Cilia and Flagella

Cilia and flagella are projections from the cell. They are made up of microtubules , as shown in this cartoon. They are motile and designed either to move the cell itself or to move substances over or around the cell. The primary purpose of cilia in mammalian cells is to move fluid, mucous, or cells over their surface. Cilia and flagella have the same internal structure. The major difference is in their length.

This figure shows a cross section of a cilium next to a longitudinal section. Below, we will see how the microtubules are organized in the core (shown in the cartoon in this figure). Also, shown is the

How do Cilia and Flagella move?

Cilia and flagella move because of the interactions of a set of microtubules inside. Collectively, these are called an "axoneme", This figure shows a microtubule (top panel) in surface view and in cross section (lower left hand panel). Two of these microtubules join to form one doublet in the cilia or flagella This is shown in the middle panel. Note that one of the tubules is incomplete. Furthermore, there are important microtubule associated proteins (MAPs) projecting from one of the microtubule subunits.

A cross section of a cilium is shown in this cartoon. Note that there is a circle of nine doublets, each of which have one complete (A Tubule) and one incomplete (B Tubule) microtubules. The Core doublets are both complete. Extending from the doublets are sets of arms that join neighboring doublets. These are composed of the protein "dynein". It is spaced at 24 nm intervals. Nexin links are spaced along the microtubules to hold them together. Projecting inward are radial spokes that connect with a sheath enclosing the doublets.

This figure shows an electron micrograph of a cross section of a cilium. Note that you can see the dynein arms and the nexin links. The dynein arms have ATPase activity. In the presence of ATP, they can move from one tubulin to another. They enable the tubules to slide along one another so the cilium can bend. The dynein bridges are regulated so that sliding leads to synchronized bending. Because of the nexin and radial spokes, the doublets are held in place so sliding is limited lengthwise. If nexin and the radial spokes are subjected to enzyme digestion, and exposed to ATP, the doublets will continue to slide and telescope up to 9X their length.

Another micrograph of the cell surface showing a number of cilia. These must be organized functionally so the cilia beat in a wave.

Centrioles and Basal Bodies

Cilia and flagella are organized from centrioles that move to the cell periphery. These are called "basal bodies" and are shown in this electron micrograph (bb). Note the numerous cilia projecting from the cell membrane (cm). Basal bodies control the direction of movement of the cilia. This can be shown experimentally.

Centrioles control the direction of cilia or flagella movement.

Note the experiment in your text that describes how the direction of movement was changed. Paramecium has parallel rows of cilia all aligned so that they will beat in the same direction. However, in the 1960's rows of cilia/basal bodies were grafted into Paramecium and they were able to show a change in direction of the beat.
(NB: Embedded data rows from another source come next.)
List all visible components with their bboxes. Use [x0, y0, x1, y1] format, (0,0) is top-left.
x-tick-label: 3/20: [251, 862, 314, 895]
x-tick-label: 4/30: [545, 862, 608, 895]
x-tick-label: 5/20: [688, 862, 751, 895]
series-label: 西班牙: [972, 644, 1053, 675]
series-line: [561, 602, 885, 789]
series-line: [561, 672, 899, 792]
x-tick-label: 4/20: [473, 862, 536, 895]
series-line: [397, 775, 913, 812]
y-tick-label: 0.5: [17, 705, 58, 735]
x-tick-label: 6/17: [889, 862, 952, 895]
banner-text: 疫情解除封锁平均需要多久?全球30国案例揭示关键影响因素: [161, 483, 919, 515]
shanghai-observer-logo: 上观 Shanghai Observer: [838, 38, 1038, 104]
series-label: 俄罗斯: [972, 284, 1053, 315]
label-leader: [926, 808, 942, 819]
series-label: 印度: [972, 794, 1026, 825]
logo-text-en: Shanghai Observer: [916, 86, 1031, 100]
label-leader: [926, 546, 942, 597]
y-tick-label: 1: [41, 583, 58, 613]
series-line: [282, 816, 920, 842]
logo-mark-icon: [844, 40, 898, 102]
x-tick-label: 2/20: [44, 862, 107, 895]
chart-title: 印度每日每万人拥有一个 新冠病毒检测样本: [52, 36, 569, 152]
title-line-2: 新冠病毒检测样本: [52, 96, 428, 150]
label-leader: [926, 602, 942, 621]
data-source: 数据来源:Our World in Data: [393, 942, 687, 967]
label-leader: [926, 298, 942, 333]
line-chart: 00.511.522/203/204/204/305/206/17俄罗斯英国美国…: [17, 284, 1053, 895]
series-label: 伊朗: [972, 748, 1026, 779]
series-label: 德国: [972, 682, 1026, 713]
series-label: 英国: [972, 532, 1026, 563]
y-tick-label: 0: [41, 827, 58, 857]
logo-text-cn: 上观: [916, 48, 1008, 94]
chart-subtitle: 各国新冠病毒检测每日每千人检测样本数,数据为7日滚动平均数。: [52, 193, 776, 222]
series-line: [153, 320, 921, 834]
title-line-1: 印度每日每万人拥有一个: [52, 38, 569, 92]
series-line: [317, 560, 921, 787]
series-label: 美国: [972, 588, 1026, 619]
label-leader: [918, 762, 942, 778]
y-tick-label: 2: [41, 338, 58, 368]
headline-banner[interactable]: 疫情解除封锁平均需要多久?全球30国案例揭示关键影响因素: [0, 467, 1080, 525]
The cells passed on the change to future generations even though this was not a genetic alteration. See you text, page 820, for more information.

Centriole structure


Like Cilia and Flagella, Centrioles are also made of microtubules. The difference is that they contain 9 sets of triplets and no doublet in the center. How the triplets in the basal body turn into the cilium doublet remains a mystery.Centrioles come in pairs, each organized at right angles to the other. This figure shows an electron micrograph of a pair of centrioles and the cartoon compares the cross section of a cilium with that of a centriole. Centrioles organize the spindle apparatus on which the chromosomes move during mitosis. You will learn more about that in the lectures designed to cover this phenomenon.

Central Replication.

Centrioles replicate autonomously like mitochondria and peroxisomes. They begin from centers which contain proteins needed for their formation (tubulin, etc.), Then the procentrioles form. Each grows out a single microtubule from which the triplet can form. Once a centriole is made, daughter centrioles can grow out from the tubules at right angles as shown in this cartoon. These then add to the daughter cell (in a dividing cell), or they move to the periphery and form the basal body for the cilium.